Ambiguity on Chemistry

Posted by Jim Clark on 7th December and posted in Education

Our students entering chemistry appear well prepared to deal with certainties in a scholarly fashion. If A = B and B = C then A = C. This type of neat solution seems to have preoccupied the students’ early years and then suddenly, there are significant figures. The rules for significant figures are not difficult. The concept is not difficult. But psychologically, our students appear unready to accept uncertainties. The very notion of significant figures is contrary to their vision of science and of education.

Some years ago we introduced a project which unintentionally contained an ambiguity. In order to simplify the mathematics, the atomic masses of the atoms were rounded to integers. Students came to an atom with a mass of 40 and could not distinguish whether the atom was Ca or Ar. At the time, we decided that we would correct this mistake for the next year’s assignment, but this year we were forced to respond with, “I guess it could be either one. How would you indicate that.” Well, this was a pretty long assignment, spanning about three weeks, and the “or” which crept into the results table kept slapping the students in their respective faces and refused to go away. Our students were unprepared and unable to function logically with that little “or” in there.

After a week of agony we realized that the situation would not be alleviated next year by correcting the assignment. It would just go back into hiding. So we responded by focusing on the teaching of ambiguities, the use of logical operators such as “or” and “xor”, and if-then statements, the uncertainty in measurement and the uncertainties in language. In fact, we later expanded the assignment to contain many different levels of uncertainty.

We also have one class devoted to a lecture/discussion concerning, if a tree falls in the forest …

The three pronged solution involves

1. the nature of sound and the need for a receiver such as an ear to convert silent sound waves into the perception of noise. [straight science]

2. the ambiguity of the word “tree” and the requirement that a certain type of nervous system is needed to extract the concept of a tree from the mass of interconnectedness out there. [crooked science]

3. the uncertainty that there ever was a forest based upon the “brains in vats paradox”. [very crooked science]

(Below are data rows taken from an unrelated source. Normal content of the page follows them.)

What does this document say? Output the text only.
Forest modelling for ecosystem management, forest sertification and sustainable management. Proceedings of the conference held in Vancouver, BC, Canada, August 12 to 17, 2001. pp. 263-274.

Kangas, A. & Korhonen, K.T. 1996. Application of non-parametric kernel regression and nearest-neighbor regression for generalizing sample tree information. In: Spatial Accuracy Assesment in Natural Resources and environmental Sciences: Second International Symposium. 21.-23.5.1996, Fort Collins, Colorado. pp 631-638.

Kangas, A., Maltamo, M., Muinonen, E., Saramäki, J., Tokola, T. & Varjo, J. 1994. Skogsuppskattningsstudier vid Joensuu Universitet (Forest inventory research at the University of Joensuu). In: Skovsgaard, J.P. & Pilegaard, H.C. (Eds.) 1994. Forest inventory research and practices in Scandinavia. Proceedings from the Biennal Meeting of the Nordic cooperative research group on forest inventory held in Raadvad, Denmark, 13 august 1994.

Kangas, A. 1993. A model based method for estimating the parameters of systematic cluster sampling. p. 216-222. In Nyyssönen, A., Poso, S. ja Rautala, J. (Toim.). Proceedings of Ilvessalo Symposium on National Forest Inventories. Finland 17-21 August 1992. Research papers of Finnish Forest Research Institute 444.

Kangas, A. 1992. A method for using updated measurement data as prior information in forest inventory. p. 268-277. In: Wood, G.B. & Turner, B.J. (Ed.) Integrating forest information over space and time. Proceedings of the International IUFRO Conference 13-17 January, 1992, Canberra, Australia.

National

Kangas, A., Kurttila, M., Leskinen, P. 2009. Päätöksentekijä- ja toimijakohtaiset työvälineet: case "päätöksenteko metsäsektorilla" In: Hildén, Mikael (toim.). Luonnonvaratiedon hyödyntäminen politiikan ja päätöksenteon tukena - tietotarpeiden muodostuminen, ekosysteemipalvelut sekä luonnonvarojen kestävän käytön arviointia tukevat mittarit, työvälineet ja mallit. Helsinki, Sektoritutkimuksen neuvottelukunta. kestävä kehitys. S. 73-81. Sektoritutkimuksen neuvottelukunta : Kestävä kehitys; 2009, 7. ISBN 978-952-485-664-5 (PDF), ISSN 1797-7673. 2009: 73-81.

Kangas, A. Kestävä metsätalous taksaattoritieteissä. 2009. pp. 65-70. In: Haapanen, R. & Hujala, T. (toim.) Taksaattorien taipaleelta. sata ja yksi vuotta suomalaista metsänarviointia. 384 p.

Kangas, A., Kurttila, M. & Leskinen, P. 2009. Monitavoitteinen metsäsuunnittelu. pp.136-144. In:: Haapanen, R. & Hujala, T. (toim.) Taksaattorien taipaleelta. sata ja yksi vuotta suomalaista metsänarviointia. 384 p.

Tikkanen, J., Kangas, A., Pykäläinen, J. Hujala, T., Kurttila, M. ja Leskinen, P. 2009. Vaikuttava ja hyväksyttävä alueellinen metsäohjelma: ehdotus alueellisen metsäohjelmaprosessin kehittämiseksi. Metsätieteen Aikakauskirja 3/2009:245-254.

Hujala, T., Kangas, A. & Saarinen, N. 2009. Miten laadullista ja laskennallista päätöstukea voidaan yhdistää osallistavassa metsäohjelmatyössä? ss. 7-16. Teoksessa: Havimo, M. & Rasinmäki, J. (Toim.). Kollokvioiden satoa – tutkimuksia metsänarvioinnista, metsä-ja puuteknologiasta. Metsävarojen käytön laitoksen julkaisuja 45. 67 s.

We even have one day in which our chemistry teachers compete, via their students, in a lab contest. Teachers are not allowed to advise their own students, but may help other teachers’ students. Since these teachers are hoping that other students will do poorly, there is a tendency to, … how shall I put it, … to lie. To protect these students, teachers are required by law to lie in everything they say. This does not prevent them from nesting information in “if-then” clauses with “or” and “and” or “xor” and “imp” statements. The effect is somewhat chaotic but our students get a pretty good dose of dealing with ambiguities throughout the year. This particular contest is an alloy of The Great Harvard-Princeton Titration Contest, the Army-Navy football game, with a dash of our own special brand of eccentricity thrown in.

We no longer protect our students from ambiguities but rather, we hope for more mistakes so that unintended ambiguities will creep in to ruin our neatest assignments.